Neutron Scattering from Pressurized Polyolefin Blends near the Limits of Metastability

Abstract

Small-angle neutron scattering experiments were conducted on a series of off-critical binary polymethylbutylene/polyethylbutylene (PMB/PEB) blends over a wide range of blend compositions, component molecular masses, temperatures, and pressures. The blends become more immiscible with either decreasing temperature or increasing pressure. A simple extension of the Flory−Huggins theory that accounts for finite volume changes of mixing (ΔV) is presented. Our extension demonstrates the validity of the usual mean-field theory of scattering from polymer mixtures based on the random phase approximation (RPA) at elevated pressures. We use this framework to analyze the temperature and pressure dependence of the small-angle neutron scattering profiles obtained from binary PMB/PEB blends. We propose that the volume change of mixing is a linear response to the repulsive interactions between monomers. We demonstrate that off-critical PMB/PEB blends can be undercooled or superpressurized deep into the metastable two-phase region (e.g., up to 50 °C undercooling) without detectable signs of phase separation.
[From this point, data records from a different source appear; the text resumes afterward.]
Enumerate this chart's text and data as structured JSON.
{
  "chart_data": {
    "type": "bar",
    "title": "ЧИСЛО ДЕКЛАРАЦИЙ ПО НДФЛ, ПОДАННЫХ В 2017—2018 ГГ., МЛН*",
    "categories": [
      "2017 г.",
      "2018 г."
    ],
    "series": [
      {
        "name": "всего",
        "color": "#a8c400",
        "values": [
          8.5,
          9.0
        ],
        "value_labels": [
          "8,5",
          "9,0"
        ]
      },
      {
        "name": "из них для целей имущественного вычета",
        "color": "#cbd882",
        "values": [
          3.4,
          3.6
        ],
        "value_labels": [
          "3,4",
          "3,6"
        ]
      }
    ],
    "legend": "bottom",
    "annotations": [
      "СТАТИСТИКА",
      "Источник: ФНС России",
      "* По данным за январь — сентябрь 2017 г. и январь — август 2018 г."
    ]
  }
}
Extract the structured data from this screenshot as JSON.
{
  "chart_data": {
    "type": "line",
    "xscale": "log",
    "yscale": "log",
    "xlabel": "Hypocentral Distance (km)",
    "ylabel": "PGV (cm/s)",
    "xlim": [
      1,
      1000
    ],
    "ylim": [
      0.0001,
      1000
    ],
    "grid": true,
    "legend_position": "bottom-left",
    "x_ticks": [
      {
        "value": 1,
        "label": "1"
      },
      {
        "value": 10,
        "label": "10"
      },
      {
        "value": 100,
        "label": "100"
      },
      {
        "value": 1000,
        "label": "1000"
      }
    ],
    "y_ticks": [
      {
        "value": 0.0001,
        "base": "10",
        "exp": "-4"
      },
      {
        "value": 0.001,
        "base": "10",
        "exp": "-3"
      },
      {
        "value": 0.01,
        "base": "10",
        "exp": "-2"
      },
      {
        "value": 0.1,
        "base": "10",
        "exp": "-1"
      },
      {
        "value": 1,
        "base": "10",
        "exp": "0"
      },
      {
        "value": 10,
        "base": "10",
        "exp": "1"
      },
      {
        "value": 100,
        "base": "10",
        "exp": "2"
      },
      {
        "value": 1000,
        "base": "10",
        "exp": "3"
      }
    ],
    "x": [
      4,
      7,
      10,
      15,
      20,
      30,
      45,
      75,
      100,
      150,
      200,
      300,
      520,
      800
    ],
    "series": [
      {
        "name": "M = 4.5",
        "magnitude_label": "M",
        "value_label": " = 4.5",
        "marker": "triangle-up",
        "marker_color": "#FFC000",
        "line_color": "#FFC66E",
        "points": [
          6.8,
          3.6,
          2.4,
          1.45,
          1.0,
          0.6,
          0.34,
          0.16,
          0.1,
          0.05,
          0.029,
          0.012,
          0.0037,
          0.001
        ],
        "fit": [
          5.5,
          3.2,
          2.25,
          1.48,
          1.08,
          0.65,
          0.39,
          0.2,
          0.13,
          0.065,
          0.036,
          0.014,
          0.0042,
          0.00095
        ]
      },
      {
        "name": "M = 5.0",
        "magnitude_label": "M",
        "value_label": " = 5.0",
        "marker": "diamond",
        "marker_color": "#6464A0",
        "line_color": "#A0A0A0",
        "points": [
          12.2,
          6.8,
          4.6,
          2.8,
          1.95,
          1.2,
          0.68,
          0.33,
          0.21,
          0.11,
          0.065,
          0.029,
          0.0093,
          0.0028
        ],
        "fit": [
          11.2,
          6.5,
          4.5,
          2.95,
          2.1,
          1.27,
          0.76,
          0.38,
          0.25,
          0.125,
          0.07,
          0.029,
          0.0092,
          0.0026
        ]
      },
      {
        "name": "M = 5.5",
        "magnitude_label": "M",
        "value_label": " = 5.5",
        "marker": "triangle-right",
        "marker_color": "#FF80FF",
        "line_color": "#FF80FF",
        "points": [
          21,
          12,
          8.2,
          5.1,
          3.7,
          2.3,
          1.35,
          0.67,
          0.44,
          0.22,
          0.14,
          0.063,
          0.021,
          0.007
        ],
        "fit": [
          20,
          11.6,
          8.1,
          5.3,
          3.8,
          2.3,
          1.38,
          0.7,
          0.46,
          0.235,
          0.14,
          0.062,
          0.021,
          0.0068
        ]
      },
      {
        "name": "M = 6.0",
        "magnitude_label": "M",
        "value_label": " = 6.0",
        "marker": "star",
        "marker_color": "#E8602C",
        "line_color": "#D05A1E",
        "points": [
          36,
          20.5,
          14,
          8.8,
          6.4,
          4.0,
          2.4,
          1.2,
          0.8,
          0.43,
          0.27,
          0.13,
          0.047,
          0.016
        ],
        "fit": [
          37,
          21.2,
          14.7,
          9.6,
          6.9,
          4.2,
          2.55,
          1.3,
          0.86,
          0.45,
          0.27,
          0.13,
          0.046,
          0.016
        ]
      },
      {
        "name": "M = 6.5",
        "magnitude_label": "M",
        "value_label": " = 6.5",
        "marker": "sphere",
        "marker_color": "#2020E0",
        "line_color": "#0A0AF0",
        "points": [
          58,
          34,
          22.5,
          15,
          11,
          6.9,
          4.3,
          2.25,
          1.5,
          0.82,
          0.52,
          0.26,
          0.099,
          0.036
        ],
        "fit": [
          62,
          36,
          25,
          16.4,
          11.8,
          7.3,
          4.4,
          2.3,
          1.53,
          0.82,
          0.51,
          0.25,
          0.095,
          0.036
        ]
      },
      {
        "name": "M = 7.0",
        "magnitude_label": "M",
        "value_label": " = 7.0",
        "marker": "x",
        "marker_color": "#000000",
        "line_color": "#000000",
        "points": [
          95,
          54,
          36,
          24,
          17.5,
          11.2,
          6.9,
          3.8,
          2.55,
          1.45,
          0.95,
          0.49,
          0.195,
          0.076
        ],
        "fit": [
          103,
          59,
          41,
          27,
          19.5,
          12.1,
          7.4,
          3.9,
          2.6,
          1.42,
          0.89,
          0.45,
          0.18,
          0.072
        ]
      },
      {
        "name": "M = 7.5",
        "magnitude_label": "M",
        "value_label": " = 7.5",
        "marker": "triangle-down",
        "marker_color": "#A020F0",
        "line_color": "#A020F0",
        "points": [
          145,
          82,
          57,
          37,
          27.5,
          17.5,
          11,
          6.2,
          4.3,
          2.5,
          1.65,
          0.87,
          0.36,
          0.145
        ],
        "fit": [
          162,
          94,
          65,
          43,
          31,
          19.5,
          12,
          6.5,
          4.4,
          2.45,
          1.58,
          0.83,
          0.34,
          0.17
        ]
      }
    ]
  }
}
The χ parameters and the statistical segment lengths obtained by fitting the data obtained in the metastable region are within experimental error of those determined from stable, single-phase PMB/PEB blends well-removed from a phase boundary. This indicates that the concentration fluctuations in the metastable region of the phase diagram have a mean-field character similar to those in stable, single-phase blends that have been extensively characterized by the RPA-based theory.